Gilgal Sculpture Garden, Salt Lake City, Utah

It is really fun to be a tourist in "your own city".  

I have been here for 5 months and still have so many restaurants to eat at and sights to see.  This weekend, the weather was in the high 50's (in mid January) and the sun was shining.  We decided to take the bikes (and Olive) for a bike ride down to the Gilgal Sculpture garden, smack downtown in Salt Lake City. 

It is about 1.5 miles from my apartment and right off 500 s right in the commercial/residential area  (749 E 500 S).



The park is basically a small garden between two residential houses, behind a commercial complex.  
Really odd location but it kind of adds to its funky charm.  

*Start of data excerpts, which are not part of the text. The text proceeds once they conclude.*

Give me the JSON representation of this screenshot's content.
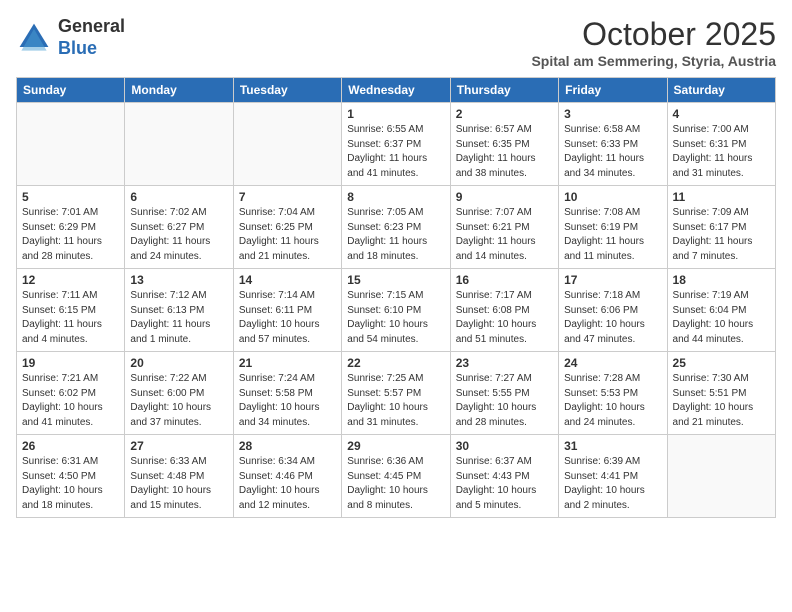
{
  "header": {
    "logo_general": "General",
    "logo_blue": "Blue",
    "month": "October 2025",
    "location": "Spital am Semmering, Styria, Austria"
  },
  "days_of_week": [
    "Sunday",
    "Monday",
    "Tuesday",
    "Wednesday",
    "Thursday",
    "Friday",
    "Saturday"
  ],
  "weeks": [
    [
      {
        "day": "",
        "info": ""
      },
      {
        "day": "",
        "info": ""
      },
      {
        "day": "",
        "info": ""
      },
      {
        "day": "1",
        "info": "Sunrise: 6:55 AM\nSunset: 6:37 PM\nDaylight: 11 hours and 41 minutes."
      },
      {
        "day": "2",
        "info": "Sunrise: 6:57 AM\nSunset: 6:35 PM\nDaylight: 11 hours and 38 minutes."
      },
      {
        "day": "3",
        "info": "Sunrise: 6:58 AM\nSunset: 6:33 PM\nDaylight: 11 hours and 34 minutes."
      },
      {
        "day": "4",
        "info": "Sunrise: 7:00 AM\nSunset: 6:31 PM\nDaylight: 11 hours and 31 minutes."
      }
    ],
    [
      {
        "day": "5",
        "info": "Sunrise: 7:01 AM\nSunset: 6:29 PM\nDaylight: 11 hours and 28 minutes."
      },
      {
        "day": "6",
        "info": "Sunrise: 7:02 AM\nSunset: 6:27 PM\nDaylight: 11 hours and 24 minutes."
      },
      {
        "day": "7",
        "info": "Sunrise: 7:04 AM\nSunset: 6:25 PM\nDaylight: 11 hours and 21 minutes."
      },
      {
        "day": "8",
        "info": "Sunrise: 7:05 AM\nSunset: 6:23 PM\nDaylight: 11 hours and 18 minutes."
      },
      {
        "day": "9",
        "info": "Sunrise: 7:07 AM\nSunset: 6:21 PM\nDaylight: 11 hours and 14 minutes."
      },
      {
        "day": "10",
        "info": "Sunrise: 7:08 AM\nSunset: 6:19 PM\nDaylight: 11 hours and 11 minutes."
      },
      {
        "day": "11",
        "info": "Sunrise: 7:09 AM\nSunset: 6:17 PM\nDaylight: 11 hours and 7 minutes."
      }
    ],
    [
      {
        "day": "12",
        "info": "Sunrise: 7:11 AM\nSunset: 6:15 PM\nDaylight: 11 hours and 4 minutes."
      },
      {
        "day": "13",
        "info": "Sunrise: 7:12 AM\nSunset: 6:13 PM\nDaylight: 11 hours and 1 minute."
      },
      {
        "day": "14",
        "info": "Sunrise: 7:14 AM\nSunset: 6:11 PM\nDaylight: 10 hours and 57 minutes."
      },
      {
        "day": "15",
        "info": "Sunrise: 7:15 AM\nSunset: 6:10 PM\nDaylight: 10 hours and 54 minutes."
      },
      {
        "day": "16",
        "info": "Sunrise: 7:17 AM\nSunset: 6:08 PM\nDaylight: 10 hours and 51 minutes."
      },
      {
        "day": "17",
        "info": "Sunrise: 7:18 AM\nSunset: 6:06 PM\nDaylight: 10 hours and 47 minutes."
      },
      {
        "day": "18",
        "info": "Sunrise: 7:19 AM\nSunset: 6:04 PM\nDaylight: 10 hours and 44 minutes."
      }
    ],
    [
      {
        "day": "19",
        "info": "Sunrise: 7:21 AM\nSunset: 6:02 PM\nDaylight: 10 hours and 41 minutes."
      },
      {
        "day": "20",
        "info": "Sunrise: 7:22 AM\nSunset: 6:00 PM\nDaylight: 10 hours and 37 minutes."
      },
      {
        "day": "21",
        "info": "Sunrise: 7:24 AM\nSunset: 5:58 PM\nDaylight: 10 hours and 34 minutes."
      },
      {
        "day": "22",
        "info": "Sunrise: 7:25 AM\nSunset: 5:57 PM\nDaylight: 10 hours and 31 minutes."
      },
      {
        "day": "23",
        "info": "Sunrise: 7:27 AM\nSunset: 5:55 PM\nDaylight: 10 hours and 28 minutes."
      },
      {
        "day": "24",
        "info": "Sunrise: 7:28 AM\nSunset: 5:53 PM\nDaylight: 10 hours and 24 minutes."
      },
      {
        "day": "25",
        "info": "Sunrise: 7:30 AM\nSunset: 5:51 PM\nDaylight: 10 hours and 21 minutes."
      }
    ],
    [
      {
        "day": "26",
        "info": "Sunrise: 6:31 AM\nSunset: 4:50 PM\nDaylight: 10 hours and 18 minutes."
      },
      {
        "day": "27",
        "info": "Sunrise: 6:33 AM\nSunset: 4:48 PM\nDaylight: 10 hours and 15 minutes."
      },
      {
        "day": "28",
        "info": "Sunrise: 6:34 AM\nSunset: 4:46 PM\nDaylight: 10 hours and 12 minutes."
      },
      {
        "day": "29",
        "info": "Sunrise: 6:36 AM\nSunset: 4:45 PM\nDaylight: 10 hours and 8 minutes."
      },
      {
        "day": "30",
        "info": "Sunrise: 6:37 AM\nSunset: 4:43 PM\nDaylight: 10 hours and 5 minutes."
      },
      {
        "day": "31",
        "info": "Sunrise: 6:39 AM\nSunset: 4:41 PM\nDaylight: 10 hours and 2 minutes."
      },
      {
        "day": "",
        "info": ""
      }
    ]
  ]
}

Now, a little about the park:

"The park, which is filled with unusual symbolic statuary associated with Mormonism, notably to the Sphinx with Joseph Smith's head, was a labor of love designed and created by LDS businessman Thomas Battersby Child, Jr. (1888-1963) in his spare time. The park contains 12 original sculptures and over 70 stones engraved with scriptures, poems and literary texts. Gilgal Sculpture Garden is the only designated "visionary art environment" in the state of Utah".  Wikipedia





"Thomas Child, a masonry contractor and Bishop of the 10th Salt Lake LDS ward, conceived of a symbolic sculpture garden that would be a retreat from the world and a tribute to his most cherished religious and personal beliefs.[1] He began building the garden in the back yard of his family home in 1947, when he was 57 years old, and continued to pour his time and money into the work until his death in 1963. Child named the garden Gilgal after the Biblical location where Joshua ordered the Israelites to place twelve stones as a memorial. The name "Gilgal" is sometimes translated to mean "circle of standing stones," an appropriate appellation for a sculpture garden. Gilgal is also the name of a city and a valley in The Book of Mormon, a sacred scripture in Mormonism.
Many of the sculptures and quotations found at Gilgal refer to LDS themes: the restoration of the Priesthood, the great Mormon migration west, and the many similarities Child saw between the ancient Israelites and his LDS forefathers".  Wikipedia 








 Thomas Battersby Child, Jr. sculpture 











The famous Joseph Smith Sphinx.  Quite funny!






Beehive 

A really funky and fun (free!) park.  If you are in the city and have some time to spare, check out this park.  I am sure it is even prettier in the summer with all of the flowers.